What’s the Secret Mix for Social Media Success?
Realtors post on social media networks nearly 20 times a week, while e-commerce marketers tend to post a little more than six times. Yet e-commerce has more than three times the followers and, among e-com marketers who post more than 10 times a week, those marketers see nearly 12 times the engagement per post. Conversely, Realtors who post an average of less than once a week see nearly 4.5 interactions with that post.

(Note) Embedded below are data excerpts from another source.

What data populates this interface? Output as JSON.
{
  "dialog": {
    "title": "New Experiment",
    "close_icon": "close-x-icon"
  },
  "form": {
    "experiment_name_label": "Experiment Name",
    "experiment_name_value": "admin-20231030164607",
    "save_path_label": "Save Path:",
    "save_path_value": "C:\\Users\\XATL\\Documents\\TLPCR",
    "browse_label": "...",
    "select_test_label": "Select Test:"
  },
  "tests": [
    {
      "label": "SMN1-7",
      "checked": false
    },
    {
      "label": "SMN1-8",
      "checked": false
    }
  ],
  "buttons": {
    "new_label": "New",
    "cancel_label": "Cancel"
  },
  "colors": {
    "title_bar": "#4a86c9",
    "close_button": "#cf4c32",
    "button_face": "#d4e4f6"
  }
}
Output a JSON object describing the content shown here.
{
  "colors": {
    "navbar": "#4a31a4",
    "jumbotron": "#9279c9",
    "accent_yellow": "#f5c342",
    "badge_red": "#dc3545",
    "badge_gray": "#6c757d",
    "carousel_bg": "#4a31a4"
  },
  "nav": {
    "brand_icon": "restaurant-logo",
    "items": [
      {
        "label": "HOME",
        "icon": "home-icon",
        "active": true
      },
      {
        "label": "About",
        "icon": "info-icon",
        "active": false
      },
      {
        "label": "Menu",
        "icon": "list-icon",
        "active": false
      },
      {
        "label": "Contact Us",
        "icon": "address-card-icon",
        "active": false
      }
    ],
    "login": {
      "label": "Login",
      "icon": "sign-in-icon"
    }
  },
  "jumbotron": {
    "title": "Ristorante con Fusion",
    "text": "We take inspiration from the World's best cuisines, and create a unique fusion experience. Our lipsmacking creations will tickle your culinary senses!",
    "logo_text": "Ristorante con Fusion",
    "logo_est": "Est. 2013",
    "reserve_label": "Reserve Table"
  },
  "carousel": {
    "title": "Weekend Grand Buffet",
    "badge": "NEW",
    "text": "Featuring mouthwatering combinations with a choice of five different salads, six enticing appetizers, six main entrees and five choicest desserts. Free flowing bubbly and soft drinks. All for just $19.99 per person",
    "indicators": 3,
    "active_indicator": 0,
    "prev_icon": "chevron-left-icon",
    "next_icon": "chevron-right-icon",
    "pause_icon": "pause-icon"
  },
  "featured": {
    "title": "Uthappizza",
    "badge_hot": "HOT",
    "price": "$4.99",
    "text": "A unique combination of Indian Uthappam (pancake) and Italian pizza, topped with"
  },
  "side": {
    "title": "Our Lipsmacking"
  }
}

HubSpot Content Strategist Erik Devaney's report delves into the secret mix that makes social media marketing work. The Cambridge, Mass.-based inbound marketing and sales software provider announced the release of its 2015 "Social Media Benchmarks Report" on its blog on Jan. 29, then emailed a notice to companies.
His key takeaways:
1. High Post Volumes Don't Correlate to a High Number of Consumer Interactions. "There isn't a positive correlation between posts per week and interactions per post," he writes. "If anything, there's a very slight negative correlation between the two, as the two industries that post the least (consumer goods/retail/e-commerce and manufacturing) have two of the highest interaction per post averages. But then again, the industry with the highest interaction per post average—nonprofit/education—has a post frequency that's right in the middle of the pack."
2. Size of Following Is a Better Predictor of Engagement Than Post Frequency. The nonprofit and education sectors are the most popular measured sectors here and have the highest amount of engagement. The runner-up, consumer good, et al, has the second-highest number. However, the third most popular group, the marketing services industry, has the sixth-highest average, Devaney says. His rundown of what other factors may be coming into play—bots, discontinued accounts, etc.—seems to underscore that quality, active followers are the most desirable.
3. Many Factors Influence Social Engagement. "Find the ideal balance," writes Devaney. This is where he says one size doesn't fit all and companies have to find what works for their audiences. He also suggests marketers look at the rest of the report to find industry and company size-specific data.